Power calculations are carried out to estimate the size of the real effect that would be required to be likely to find a statistically significant difference in the statistical test performed. This level of likelihood is called “power”, and the acceptable level is usually set at 80%, i.e. the difference would be significant for 80% of the tests on average if the survey was repeated. Like the confidence intervals, the power calculations are based on weighted data. The following table shows the size of the real percentage point (pp) difference in the population between a pair of ICSs, pair of PCNs and pair of practices with an average number of responses, that would be detected with 80% power in the survey data3.

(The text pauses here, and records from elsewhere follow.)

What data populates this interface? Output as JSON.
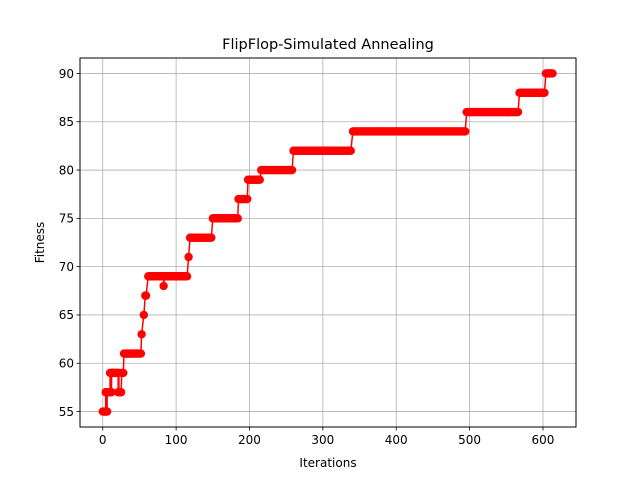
{
  "chart_data": {
    "type": "line",
    "title": "FlipFlop-Simulated Annealing",
    "xlabel": "Iterations",
    "ylabel": "Fitness",
    "xlim": [
      -31,
      645
    ],
    "ylim": [
      53.4,
      91.6
    ],
    "xticks": [
      0,
      100,
      200,
      300,
      400,
      500,
      600
    ],
    "yticks": [
      55,
      60,
      65,
      70,
      75,
      80,
      85,
      90
    ],
    "grid": true,
    "legend": "none",
    "series": [
      {
        "color": "#ff0000",
        "marker": "circle",
        "segments": [
          [
            0,
            6,
            55
          ],
          [
            4,
            12,
            57
          ],
          [
            10,
            22,
            59
          ],
          [
            21,
            25,
            57
          ],
          [
            26,
            28,
            59
          ],
          [
            29,
            52,
            61
          ],
          [
            53,
            53,
            63
          ],
          [
            56,
            56,
            65
          ],
          [
            58,
            59,
            67
          ],
          [
            62,
            115,
            69
          ],
          [
            83,
            83,
            68
          ],
          [
            117,
            117,
            71
          ],
          [
            119,
            148,
            73
          ],
          [
            150,
            184,
            75
          ],
          [
            185,
            197,
            77
          ],
          [
            198,
            214,
            79
          ],
          [
            216,
            258,
            80
          ],
          [
            260,
            338,
            82
          ],
          [
            341,
            494,
            84
          ],
          [
            496,
            566,
            86
          ],
          [
            568,
            602,
            88
          ],
          [
            604,
            613,
            90
          ]
        ]
      }
    ]
  }
}
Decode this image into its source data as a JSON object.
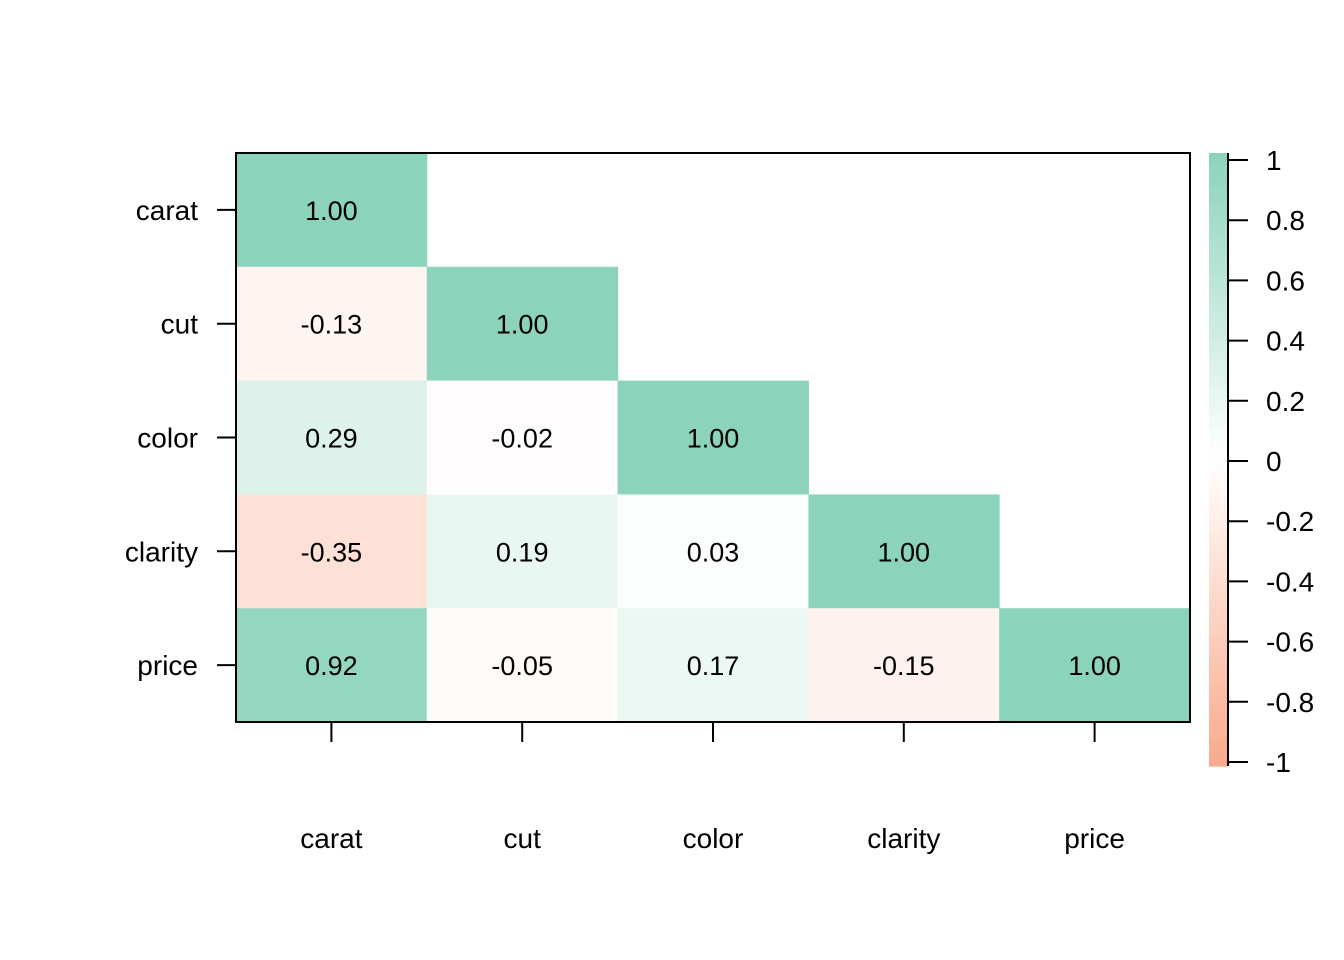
{
  "chart_data": {
    "type": "heatmap",
    "variables": [
      "carat",
      "cut",
      "color",
      "clarity",
      "price"
    ],
    "x_tick_labels": [
      "carat",
      "cut",
      "color",
      "clarity",
      "price"
    ],
    "y_tick_labels": [
      "carat",
      "cut",
      "color",
      "clarity",
      "price"
    ],
    "matrix_lower": [
      [
        1.0,
        null,
        null,
        null,
        null
      ],
      [
        -0.13,
        1.0,
        null,
        null,
        null
      ],
      [
        0.29,
        -0.02,
        1.0,
        null,
        null
      ],
      [
        -0.35,
        0.19,
        0.03,
        1.0,
        null
      ],
      [
        0.92,
        -0.05,
        0.17,
        -0.15,
        1.0
      ]
    ],
    "cell_labels": [
      [
        "1.00",
        "",
        "",
        "",
        ""
      ],
      [
        "-0.13",
        "1.00",
        "",
        "",
        ""
      ],
      [
        "0.29",
        "-0.02",
        "1.00",
        "",
        ""
      ],
      [
        "-0.35",
        "0.19",
        "0.03",
        "1.00",
        ""
      ],
      [
        "0.92",
        "-0.05",
        "0.17",
        "-0.15",
        "1.00"
      ]
    ],
    "color_scale": {
      "min": -1,
      "max": 1,
      "low_color": "#f9a98b",
      "mid_color": "#ffffff",
      "high_color": "#8bd3bb",
      "ticks": [
        1,
        0.8,
        0.6,
        0.4,
        0.2,
        0,
        -0.2,
        -0.4,
        -0.6,
        -0.8,
        -1
      ],
      "tick_labels": [
        "1",
        "0.8",
        "0.6",
        "0.4",
        "0.2",
        "0",
        "-0.2",
        "-0.4",
        "-0.6",
        "-0.8",
        "-1"
      ]
    },
    "legend_position": "right",
    "grid": false
  }
}
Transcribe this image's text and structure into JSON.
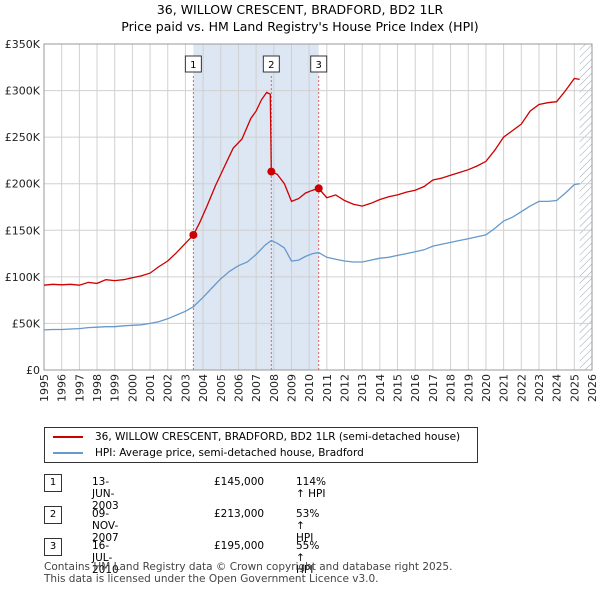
{
  "title_line1": "36, WILLOW CRESCENT, BRADFORD, BD2 1LR",
  "title_line2": "Price paid vs. HM Land Registry's House Price Index (HPI)",
  "chart_data": {
    "type": "line",
    "x_range": [
      1995,
      2026
    ],
    "y_range": [
      0,
      350000
    ],
    "x_ticks": [
      "1995",
      "1996",
      "1997",
      "1998",
      "1999",
      "2000",
      "2001",
      "2002",
      "2003",
      "2004",
      "2005",
      "2006",
      "2007",
      "2008",
      "2009",
      "2010",
      "2011",
      "2012",
      "2013",
      "2014",
      "2015",
      "2016",
      "2017",
      "2018",
      "2019",
      "2020",
      "2021",
      "2022",
      "2023",
      "2024",
      "2025",
      "2026"
    ],
    "y_ticks": [
      {
        "value": 0,
        "label": "£0"
      },
      {
        "value": 50000,
        "label": "£50K"
      },
      {
        "value": 100000,
        "label": "£100K"
      },
      {
        "value": 150000,
        "label": "£150K"
      },
      {
        "value": 200000,
        "label": "£200K"
      },
      {
        "value": 250000,
        "label": "£250K"
      },
      {
        "value": 300000,
        "label": "£300K"
      },
      {
        "value": 350000,
        "label": "£350K"
      }
    ],
    "grid": true,
    "shaded_period": [
      2003.45,
      2010.54
    ],
    "data_end": 2025.3,
    "series": [
      {
        "name": "36, WILLOW CRESCENT, BRADFORD, BD2 1LR (semi-detached house)",
        "color": "#cc0000",
        "points": [
          [
            1995.0,
            91000
          ],
          [
            1995.5,
            92000
          ],
          [
            1996.0,
            91500
          ],
          [
            1996.5,
            92000
          ],
          [
            1997.0,
            91000
          ],
          [
            1997.5,
            94000
          ],
          [
            1998.0,
            93000
          ],
          [
            1998.5,
            97000
          ],
          [
            1999.0,
            96000
          ],
          [
            1999.5,
            97000
          ],
          [
            2000.0,
            99000
          ],
          [
            2000.5,
            101000
          ],
          [
            2001.0,
            104000
          ],
          [
            2001.5,
            111000
          ],
          [
            2002.0,
            117000
          ],
          [
            2002.5,
            126000
          ],
          [
            2003.0,
            136000
          ],
          [
            2003.45,
            145000
          ],
          [
            2003.8,
            158000
          ],
          [
            2004.2,
            175000
          ],
          [
            2004.7,
            198000
          ],
          [
            2005.2,
            218000
          ],
          [
            2005.7,
            238000
          ],
          [
            2006.2,
            248000
          ],
          [
            2006.7,
            270000
          ],
          [
            2007.0,
            278000
          ],
          [
            2007.3,
            290000
          ],
          [
            2007.6,
            298000
          ],
          [
            2007.8,
            296000
          ],
          [
            2007.86,
            213000
          ],
          [
            2008.2,
            210000
          ],
          [
            2008.6,
            200000
          ],
          [
            2009.0,
            181000
          ],
          [
            2009.4,
            184000
          ],
          [
            2009.8,
            190000
          ],
          [
            2010.2,
            193000
          ],
          [
            2010.54,
            195000
          ],
          [
            2011.0,
            185000
          ],
          [
            2011.5,
            188000
          ],
          [
            2012.0,
            182000
          ],
          [
            2012.5,
            178000
          ],
          [
            2013.0,
            176000
          ],
          [
            2013.5,
            179000
          ],
          [
            2014.0,
            183000
          ],
          [
            2014.5,
            186000
          ],
          [
            2015.0,
            188000
          ],
          [
            2015.5,
            191000
          ],
          [
            2016.0,
            193000
          ],
          [
            2016.5,
            197000
          ],
          [
            2017.0,
            204000
          ],
          [
            2017.5,
            206000
          ],
          [
            2018.0,
            209000
          ],
          [
            2018.5,
            212000
          ],
          [
            2019.0,
            215000
          ],
          [
            2019.5,
            219000
          ],
          [
            2020.0,
            224000
          ],
          [
            2020.5,
            236000
          ],
          [
            2021.0,
            250000
          ],
          [
            2021.5,
            257000
          ],
          [
            2022.0,
            264000
          ],
          [
            2022.5,
            278000
          ],
          [
            2023.0,
            285000
          ],
          [
            2023.5,
            287000
          ],
          [
            2024.0,
            288000
          ],
          [
            2024.5,
            300000
          ],
          [
            2025.0,
            313000
          ],
          [
            2025.3,
            312000
          ]
        ]
      },
      {
        "name": "HPI: Average price, semi-detached house, Bradford",
        "color": "#6699cc",
        "points": [
          [
            1995.0,
            43000
          ],
          [
            1995.5,
            43500
          ],
          [
            1996.0,
            43500
          ],
          [
            1996.5,
            44000
          ],
          [
            1997.0,
            44500
          ],
          [
            1997.5,
            45500
          ],
          [
            1998.0,
            46000
          ],
          [
            1998.5,
            46500
          ],
          [
            1999.0,
            46500
          ],
          [
            1999.5,
            47500
          ],
          [
            2000.0,
            48000
          ],
          [
            2000.5,
            48500
          ],
          [
            2001.0,
            50000
          ],
          [
            2001.5,
            52000
          ],
          [
            2002.0,
            55000
          ],
          [
            2002.5,
            59000
          ],
          [
            2003.0,
            63000
          ],
          [
            2003.45,
            68000
          ],
          [
            2004.0,
            78000
          ],
          [
            2004.5,
            88000
          ],
          [
            2005.0,
            98000
          ],
          [
            2005.5,
            106000
          ],
          [
            2006.0,
            112000
          ],
          [
            2006.5,
            116000
          ],
          [
            2007.0,
            124000
          ],
          [
            2007.5,
            134000
          ],
          [
            2007.86,
            139000
          ],
          [
            2008.2,
            136000
          ],
          [
            2008.6,
            131000
          ],
          [
            2009.0,
            117000
          ],
          [
            2009.4,
            118000
          ],
          [
            2009.8,
            122000
          ],
          [
            2010.2,
            125000
          ],
          [
            2010.54,
            126000
          ],
          [
            2011.0,
            121000
          ],
          [
            2011.5,
            119000
          ],
          [
            2012.0,
            117000
          ],
          [
            2012.5,
            116000
          ],
          [
            2013.0,
            116000
          ],
          [
            2013.5,
            118000
          ],
          [
            2014.0,
            120000
          ],
          [
            2014.5,
            121000
          ],
          [
            2015.0,
            123000
          ],
          [
            2015.5,
            125000
          ],
          [
            2016.0,
            127000
          ],
          [
            2016.5,
            129000
          ],
          [
            2017.0,
            133000
          ],
          [
            2017.5,
            135000
          ],
          [
            2018.0,
            137000
          ],
          [
            2018.5,
            139000
          ],
          [
            2019.0,
            141000
          ],
          [
            2019.5,
            143000
          ],
          [
            2020.0,
            145000
          ],
          [
            2020.5,
            152000
          ],
          [
            2021.0,
            160000
          ],
          [
            2021.5,
            164000
          ],
          [
            2022.0,
            170000
          ],
          [
            2022.5,
            176000
          ],
          [
            2023.0,
            181000
          ],
          [
            2023.5,
            181000
          ],
          [
            2024.0,
            182000
          ],
          [
            2024.5,
            190000
          ],
          [
            2025.0,
            199000
          ],
          [
            2025.3,
            200000
          ]
        ]
      }
    ],
    "markers": [
      {
        "label": "1",
        "x": 2003.45,
        "y": 145000
      },
      {
        "label": "2",
        "x": 2007.86,
        "y": 213000
      },
      {
        "label": "3",
        "x": 2010.54,
        "y": 195000
      }
    ]
  },
  "legend": {
    "items": [
      {
        "label": "36, WILLOW CRESCENT, BRADFORD, BD2 1LR (semi-detached house)",
        "color": "#cc0000"
      },
      {
        "label": "HPI: Average price, semi-detached house, Bradford",
        "color": "#6699cc"
      }
    ]
  },
  "transactions": [
    {
      "num": "1",
      "date": "13-JUN-2003",
      "price": "£145,000",
      "hpi": "114% ↑ HPI"
    },
    {
      "num": "2",
      "date": "09-NOV-2007",
      "price": "£213,000",
      "hpi": "53% ↑ HPI"
    },
    {
      "num": "3",
      "date": "16-JUL-2010",
      "price": "£195,000",
      "hpi": "55% ↑ HPI"
    }
  ],
  "footer": {
    "line1": "Contains HM Land Registry data © Crown copyright and database right 2025.",
    "line2": "This data is licensed under the Open Government Licence v3.0."
  }
}
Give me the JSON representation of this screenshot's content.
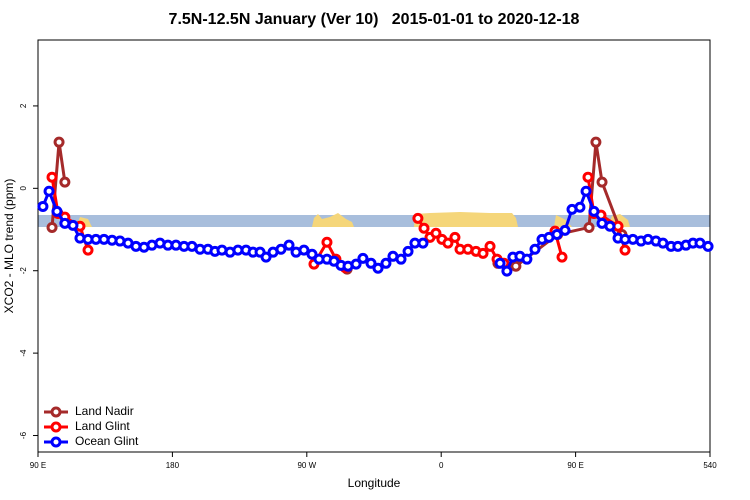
{
  "chart_data": {
    "type": "line",
    "title": "7.5N-12.5N January (Ver 10)   2015-01-01 to 2020-12-18",
    "xlabel": "Longitude",
    "ylabel": "XCO2 - MLO trend (ppm)",
    "xlim": [
      90,
      540
    ],
    "ylim": [
      -6.4,
      3.6
    ],
    "xticks": [
      {
        "value": 90,
        "label": "90 E"
      },
      180,
      {
        "value": 270,
        "label": "90 W"
      },
      {
        "value": 360,
        "label": "0"
      },
      {
        "value": 450,
        "label": "90 E"
      },
      540
    ],
    "yticks": [
      -6,
      -4,
      -2,
      0,
      2
    ],
    "legend": "bottom-left",
    "series": [
      {
        "name": "Land Nadir",
        "color": "#a52a2a",
        "x": [
          99.4,
          104.1,
          108,
          123.5,
          297,
          344.4,
          398,
          410,
          438,
          459,
          463.6,
          467.7,
          481
        ],
        "values": [
          -0.95,
          1.12,
          0.15,
          null,
          -1.96,
          null,
          -1.82,
          -1.89,
          -1.12,
          -0.95,
          1.12,
          0.15,
          -1.12
        ]
      },
      {
        "name": "Land Glint",
        "color": "#ff0000",
        "x": [
          99.4,
          103.4,
          108,
          118.1,
          123.5,
          200,
          274.8,
          283.5,
          289.5,
          295.6,
          320,
          344.4,
          348.5,
          352.5,
          356.5,
          360.5,
          364.5,
          369.2,
          372.6,
          377.9,
          383.3,
          388,
          392.7,
          397.4,
          402,
          420,
          436.2,
          440.9,
          450,
          458.3,
          462.3,
          467,
          478.4,
          483.1
        ],
        "values": [
          0.27,
          -0.61,
          -0.7,
          -0.92,
          -1.5,
          null,
          -1.84,
          -1.31,
          -1.72,
          -1.92,
          null,
          -0.73,
          -0.97,
          -1.19,
          -1.09,
          -1.24,
          -1.33,
          -1.19,
          -1.48,
          -1.48,
          -1.53,
          -1.58,
          -1.41,
          -1.72,
          -1.82,
          null,
          -1.04,
          -1.67,
          null,
          0.27,
          -0.61,
          -0.65,
          -0.92,
          -1.5
        ]
      },
      {
        "name": "Ocean Glint",
        "color": "#0000ff",
        "x": [
          93.3,
          97.4,
          102.7,
          108,
          113.4,
          118.1,
          123.5,
          128.8,
          134.2,
          139.6,
          144.9,
          150.3,
          155.6,
          161,
          166.3,
          171.7,
          177,
          182.4,
          187.8,
          193.1,
          198.5,
          203.8,
          208.5,
          213.2,
          218.6,
          223.9,
          229.3,
          234,
          238.7,
          242.7,
          247.4,
          252.7,
          258.1,
          262.8,
          268.1,
          273.5,
          278.2,
          283.5,
          288.2,
          292.9,
          297.6,
          303,
          307.6,
          313,
          317.7,
          323,
          327.7,
          333.1,
          337.8,
          342.4,
          347.8,
          375,
          399.4,
          404,
          408,
          412.7,
          417.4,
          422.8,
          427.5,
          432.2,
          437.5,
          442.9,
          447.6,
          452.9,
          457,
          462.3,
          467.7,
          473,
          478.4,
          483.1,
          488.4,
          493.8,
          498.5,
          503.8,
          508.5,
          513.9,
          518.5,
          523.9,
          528.6,
          533.3,
          538.7
        ],
        "values": [
          -0.44,
          -0.07,
          -0.56,
          -0.85,
          -0.9,
          -1.21,
          -1.24,
          -1.24,
          -1.24,
          -1.26,
          -1.28,
          -1.33,
          -1.41,
          -1.43,
          -1.38,
          -1.33,
          -1.38,
          -1.38,
          -1.41,
          -1.41,
          -1.48,
          -1.48,
          -1.53,
          -1.5,
          -1.55,
          -1.5,
          -1.5,
          -1.55,
          -1.55,
          -1.67,
          -1.55,
          -1.48,
          -1.38,
          -1.55,
          -1.5,
          -1.6,
          -1.72,
          -1.72,
          -1.77,
          -1.87,
          -1.89,
          -1.84,
          -1.7,
          -1.82,
          -1.94,
          -1.82,
          -1.65,
          -1.72,
          -1.53,
          -1.33,
          -1.33,
          null,
          -1.82,
          -2.01,
          -1.67,
          -1.65,
          -1.72,
          -1.48,
          -1.24,
          -1.19,
          -1.12,
          -1.02,
          -0.51,
          -0.46,
          -0.07,
          -0.56,
          -0.85,
          -0.92,
          -1.21,
          -1.24,
          -1.24,
          -1.28,
          -1.24,
          -1.28,
          -1.33,
          -1.41,
          -1.41,
          -1.38,
          -1.33,
          -1.33,
          -1.41
        ]
      }
    ]
  }
}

Table 6.2: Power calculations for PCNs, ICSs and practices

Average number of responses on which results are based Difference between the two estimates
Level 1:
Lower estimate =
10%
Level 2:
Lower estimate =
30%
Level 3:
Lower estimate =
50%
+/- (percentage
points)
+/- (percentage
points)
+/- (percentage
points)
ICS 16,734 1.4 2.1 2.3
PCN 539 8.0 11.0 11.4
Practice 113 18.2 22.8 22.5

 

Using an example, comparing two practices with the same number of responses (113), if the result for the first practice was that 50% of patients said their experience of making an appointment was good (‘very good’ or ‘fairly good’), then the percentage in the second practice would need to be at least 27.5% or at most 72.5% for a statistical difference to be identified between these two practices with an acceptable level of statistical power (80%) i.e. 22.5 percentage points higher or lower, as outlined in the table above.

2Standard confidence interval testing uses the Wald method.

3Power calculations apply a statistical test to protect against the risk of false negatives. False negatives occur when a difference that does exist is declared as not existing.